Before I know it I am at the well. I sit on the rim, thinking again of days gone by. I pound it, and glance at the well itself. It's hard to believe that something that suffered so much from the punishment it took just over those few years could last for five hundred. But it's still here now, more than one hundred years later, so I guess it's possible. Come to think of it, now only four centuries separate me from Kagome. Well, four before and one behind. Still totals five. I'm giving myself a headache.
I stare into the well, wishing she would appear like she always did, immediately following that ridiculous yellow bag of hers. I would snarl at her when she did, pretending I hadn't been waiting for her, and she would look hurt for a minute and then snap back. Why the hell did we do that? It was so stupid. I can't remember why I thought it was necessary anymore. I turn away, leaping into the leaves of another tree. In the old days, I would never have believed I could miss them like this.
I can see them now…Miroku, that hentai…Sango, Kirara on her shoulder…and her. She comes closer, standing in the air in front of me, and she smiles, holds out her hand. Baka, she calls me. Yes, yes, baka a hundred times, a thousand, if you will only stay.

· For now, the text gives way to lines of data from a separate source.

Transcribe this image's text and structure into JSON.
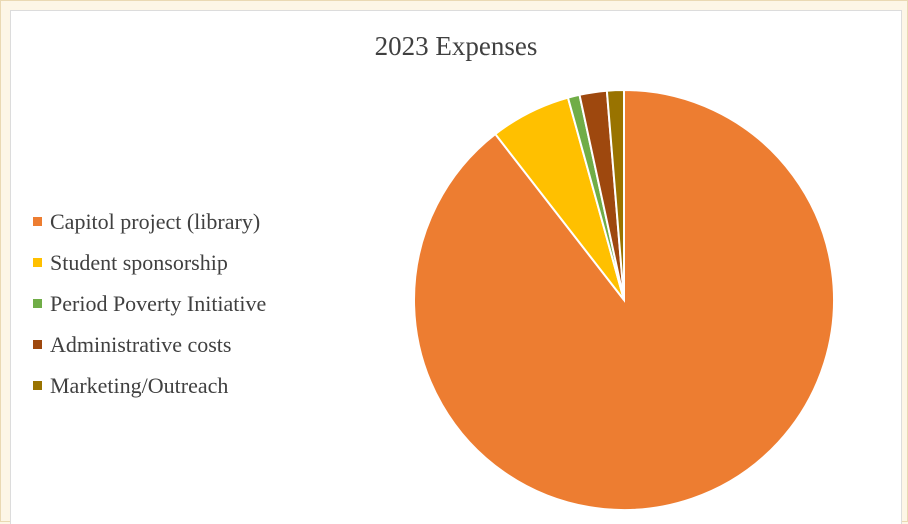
{
  "chart_data": {
    "type": "pie",
    "title": "2023 Expenses",
    "legend_position": "left",
    "series": [
      {
        "name": "",
        "slices": [
          {
            "label": "Capitol project (library)",
            "value": 89.5,
            "color": "#ed7d31"
          },
          {
            "label": "Student sponsorship",
            "value": 6.2,
            "color": "#ffc000"
          },
          {
            "label": "Period Poverty Initiative",
            "value": 0.9,
            "color": "#70ad47"
          },
          {
            "label": "Administrative costs",
            "value": 2.1,
            "color": "#9e480e"
          },
          {
            "label": "Marketing/Outreach",
            "value": 1.3,
            "color": "#997300"
          }
        ]
      }
    ]
  }
}
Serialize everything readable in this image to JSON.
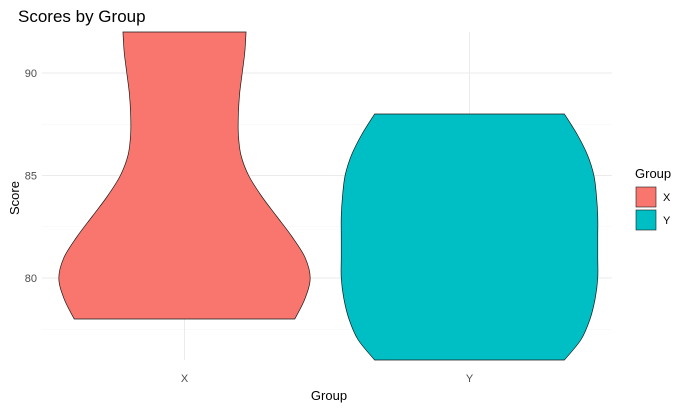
{
  "chart_data": {
    "type": "violin",
    "title": "Scores by Group",
    "xlabel": "Group",
    "ylabel": "Score",
    "categories": [
      "X",
      "Y"
    ],
    "ylim": [
      76,
      92
    ],
    "y_ticks": [
      80,
      85,
      90
    ],
    "grid": true,
    "legend": {
      "title": "Group",
      "placement": "right",
      "entries": [
        {
          "label": "X",
          "color": "#F8766D"
        },
        {
          "label": "Y",
          "color": "#00BFC4"
        }
      ]
    },
    "series": [
      {
        "category": "X",
        "color": "#F8766D",
        "min": 78,
        "max": 92,
        "profile": [
          {
            "y": 78.0,
            "w": 0.86
          },
          {
            "y": 79.0,
            "w": 0.94
          },
          {
            "y": 80.0,
            "w": 0.98
          },
          {
            "y": 81.0,
            "w": 0.94
          },
          {
            "y": 82.0,
            "w": 0.84
          },
          {
            "y": 83.0,
            "w": 0.72
          },
          {
            "y": 84.0,
            "w": 0.6
          },
          {
            "y": 85.0,
            "w": 0.5
          },
          {
            "y": 86.0,
            "w": 0.44
          },
          {
            "y": 87.0,
            "w": 0.42
          },
          {
            "y": 88.0,
            "w": 0.42
          },
          {
            "y": 89.0,
            "w": 0.43
          },
          {
            "y": 90.0,
            "w": 0.45
          },
          {
            "y": 91.0,
            "w": 0.47
          },
          {
            "y": 92.0,
            "w": 0.48
          }
        ]
      },
      {
        "category": "Y",
        "color": "#00BFC4",
        "min": 76,
        "max": 88,
        "profile": [
          {
            "y": 76.0,
            "w": 0.74
          },
          {
            "y": 77.0,
            "w": 0.87
          },
          {
            "y": 78.0,
            "w": 0.94
          },
          {
            "y": 79.0,
            "w": 0.98
          },
          {
            "y": 80.0,
            "w": 1.0
          },
          {
            "y": 81.0,
            "w": 1.0
          },
          {
            "y": 82.0,
            "w": 1.0
          },
          {
            "y": 83.0,
            "w": 1.0
          },
          {
            "y": 84.0,
            "w": 0.99
          },
          {
            "y": 85.0,
            "w": 0.97
          },
          {
            "y": 86.0,
            "w": 0.92
          },
          {
            "y": 87.0,
            "w": 0.84
          },
          {
            "y": 88.0,
            "w": 0.74
          }
        ]
      }
    ]
  }
}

I reach out, her name on my lips, but when I touch her there is only air, and then even the image is gone, and there is only the echo of her laughter, and I am alone. I slump back against the trunk. Of course she wasn't there. Am I going mad? I don't care. It might be easier than being sane.
Oh, Kagome…. In four hundred years, this will be Kagome's home. The Sunset Shrine. Well, then. I lean back and cross my arms. Waiting for Kagome.